Results.  Of 210 surveys mailed, 71% were returned. Thirty-six percent of residents planned to pursue a career in primary care, 53% did not, and 11% did not answer or were planning a year as chief resident. Fifty-seven percent of all residents planned to devote a portion of their practice toward caring for the underserved after training.Residents whose emotional responses toward caring for the underserved included: 1) not worrying that they had become numb to children's psychosocial difficulties, 2) not feeling angry with how families cared for their children, and 3) feeling more empathy with the underserved had significantly higher mean scores on both their assessment of clinic operations and their sense of effectiveness. The only demographic characteristic associated with a greater sense of effectiveness was being black. To better characterize which residents planned to care for the underserved after training, we examined a subsample of 46 residents who recalled an interest in caring for the underserved during residency training and who were pursuing a career in primary care. Residents that did not recall an interest in caring for the underserved at the onset of residency training were unlikely to have plans to care for the underserved after the completion of training.
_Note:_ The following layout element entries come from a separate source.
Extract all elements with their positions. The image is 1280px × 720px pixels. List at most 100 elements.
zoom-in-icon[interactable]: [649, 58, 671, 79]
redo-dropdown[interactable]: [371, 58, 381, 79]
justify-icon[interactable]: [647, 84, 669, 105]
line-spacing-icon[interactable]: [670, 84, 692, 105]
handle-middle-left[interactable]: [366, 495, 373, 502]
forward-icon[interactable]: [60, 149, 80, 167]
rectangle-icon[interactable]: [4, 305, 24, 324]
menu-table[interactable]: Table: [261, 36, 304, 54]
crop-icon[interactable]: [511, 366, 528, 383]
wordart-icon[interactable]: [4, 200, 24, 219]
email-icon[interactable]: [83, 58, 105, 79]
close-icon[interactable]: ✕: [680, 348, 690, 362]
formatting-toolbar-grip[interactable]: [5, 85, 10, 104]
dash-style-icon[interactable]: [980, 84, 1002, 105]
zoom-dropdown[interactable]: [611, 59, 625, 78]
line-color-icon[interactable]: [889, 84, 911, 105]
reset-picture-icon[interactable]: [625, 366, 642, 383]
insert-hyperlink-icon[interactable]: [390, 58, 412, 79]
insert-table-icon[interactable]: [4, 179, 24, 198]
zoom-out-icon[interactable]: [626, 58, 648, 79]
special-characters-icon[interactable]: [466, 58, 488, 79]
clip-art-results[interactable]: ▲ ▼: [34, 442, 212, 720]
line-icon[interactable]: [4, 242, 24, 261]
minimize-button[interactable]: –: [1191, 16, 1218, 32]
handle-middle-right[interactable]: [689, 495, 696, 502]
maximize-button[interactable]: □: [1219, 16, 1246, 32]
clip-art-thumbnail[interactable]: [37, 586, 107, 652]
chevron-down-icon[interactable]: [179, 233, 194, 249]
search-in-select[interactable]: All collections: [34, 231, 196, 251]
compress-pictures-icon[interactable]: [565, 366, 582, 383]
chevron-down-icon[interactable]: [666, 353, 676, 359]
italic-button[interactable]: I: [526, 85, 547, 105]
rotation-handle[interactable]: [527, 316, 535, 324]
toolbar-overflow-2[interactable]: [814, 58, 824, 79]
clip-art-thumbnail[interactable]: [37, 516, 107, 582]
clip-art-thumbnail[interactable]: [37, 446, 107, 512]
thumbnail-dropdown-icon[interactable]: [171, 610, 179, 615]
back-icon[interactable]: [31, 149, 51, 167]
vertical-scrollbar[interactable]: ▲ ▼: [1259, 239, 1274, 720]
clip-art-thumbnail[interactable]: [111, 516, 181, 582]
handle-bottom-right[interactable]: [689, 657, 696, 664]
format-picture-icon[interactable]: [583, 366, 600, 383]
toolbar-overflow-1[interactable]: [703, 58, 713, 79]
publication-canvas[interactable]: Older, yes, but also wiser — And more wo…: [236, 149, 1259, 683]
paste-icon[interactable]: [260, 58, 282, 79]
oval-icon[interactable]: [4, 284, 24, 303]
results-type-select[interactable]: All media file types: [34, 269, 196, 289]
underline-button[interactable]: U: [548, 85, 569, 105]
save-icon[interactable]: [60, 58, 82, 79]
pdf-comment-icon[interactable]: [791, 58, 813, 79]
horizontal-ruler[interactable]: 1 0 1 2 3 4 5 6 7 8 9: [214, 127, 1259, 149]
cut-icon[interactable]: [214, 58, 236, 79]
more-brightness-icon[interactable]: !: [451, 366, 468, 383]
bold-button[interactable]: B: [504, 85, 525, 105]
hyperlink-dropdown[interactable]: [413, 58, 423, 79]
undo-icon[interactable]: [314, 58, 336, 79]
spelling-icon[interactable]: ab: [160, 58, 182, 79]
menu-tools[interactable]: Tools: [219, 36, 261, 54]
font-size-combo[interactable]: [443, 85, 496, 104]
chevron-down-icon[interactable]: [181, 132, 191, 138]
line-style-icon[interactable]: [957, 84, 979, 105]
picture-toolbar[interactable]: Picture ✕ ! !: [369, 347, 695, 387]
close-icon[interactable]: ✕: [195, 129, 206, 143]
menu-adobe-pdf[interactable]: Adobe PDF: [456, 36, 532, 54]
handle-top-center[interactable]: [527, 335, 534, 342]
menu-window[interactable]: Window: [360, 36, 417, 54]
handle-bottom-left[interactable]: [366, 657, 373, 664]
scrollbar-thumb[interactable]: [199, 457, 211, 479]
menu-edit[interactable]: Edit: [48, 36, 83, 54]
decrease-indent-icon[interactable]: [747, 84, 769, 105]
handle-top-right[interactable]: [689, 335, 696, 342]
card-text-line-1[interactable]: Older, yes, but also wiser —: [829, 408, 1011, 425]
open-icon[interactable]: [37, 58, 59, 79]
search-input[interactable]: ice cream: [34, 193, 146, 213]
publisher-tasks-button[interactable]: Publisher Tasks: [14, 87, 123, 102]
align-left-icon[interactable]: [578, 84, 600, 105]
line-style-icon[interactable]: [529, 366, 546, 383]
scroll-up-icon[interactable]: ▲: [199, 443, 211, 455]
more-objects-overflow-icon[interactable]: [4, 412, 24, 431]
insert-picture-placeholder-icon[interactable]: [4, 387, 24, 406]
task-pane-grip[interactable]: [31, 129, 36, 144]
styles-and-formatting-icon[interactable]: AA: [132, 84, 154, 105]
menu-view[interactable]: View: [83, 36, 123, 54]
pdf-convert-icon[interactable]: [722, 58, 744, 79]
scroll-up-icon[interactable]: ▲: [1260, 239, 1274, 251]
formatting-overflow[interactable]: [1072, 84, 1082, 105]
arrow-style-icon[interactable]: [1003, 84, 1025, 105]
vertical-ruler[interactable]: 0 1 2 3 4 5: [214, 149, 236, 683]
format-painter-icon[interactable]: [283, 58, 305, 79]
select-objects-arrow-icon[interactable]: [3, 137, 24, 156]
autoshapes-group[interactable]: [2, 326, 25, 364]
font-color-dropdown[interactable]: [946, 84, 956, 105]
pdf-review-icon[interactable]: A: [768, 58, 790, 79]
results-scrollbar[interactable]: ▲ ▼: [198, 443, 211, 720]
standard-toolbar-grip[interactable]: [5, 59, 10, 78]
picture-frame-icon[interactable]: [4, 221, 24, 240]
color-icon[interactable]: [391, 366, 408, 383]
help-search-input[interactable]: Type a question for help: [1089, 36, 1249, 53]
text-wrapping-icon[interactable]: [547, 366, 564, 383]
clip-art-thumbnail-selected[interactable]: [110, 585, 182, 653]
Within this group residents who planned to care for the underserved after training differed significantly from residents who did not plan to continue this work by feeling a greater sense of effectiveness in clinic, feeling less worried about becoming numb, and having greater empathy for underserved families.

Conclusions.  There are a number of identifiable emotional responses residents develop toward caring for the underserved that relate to their perceptions of continuity clinic and whether a resident chooses to continue to care for the underserved after training.  Key words:  underserved, resident training.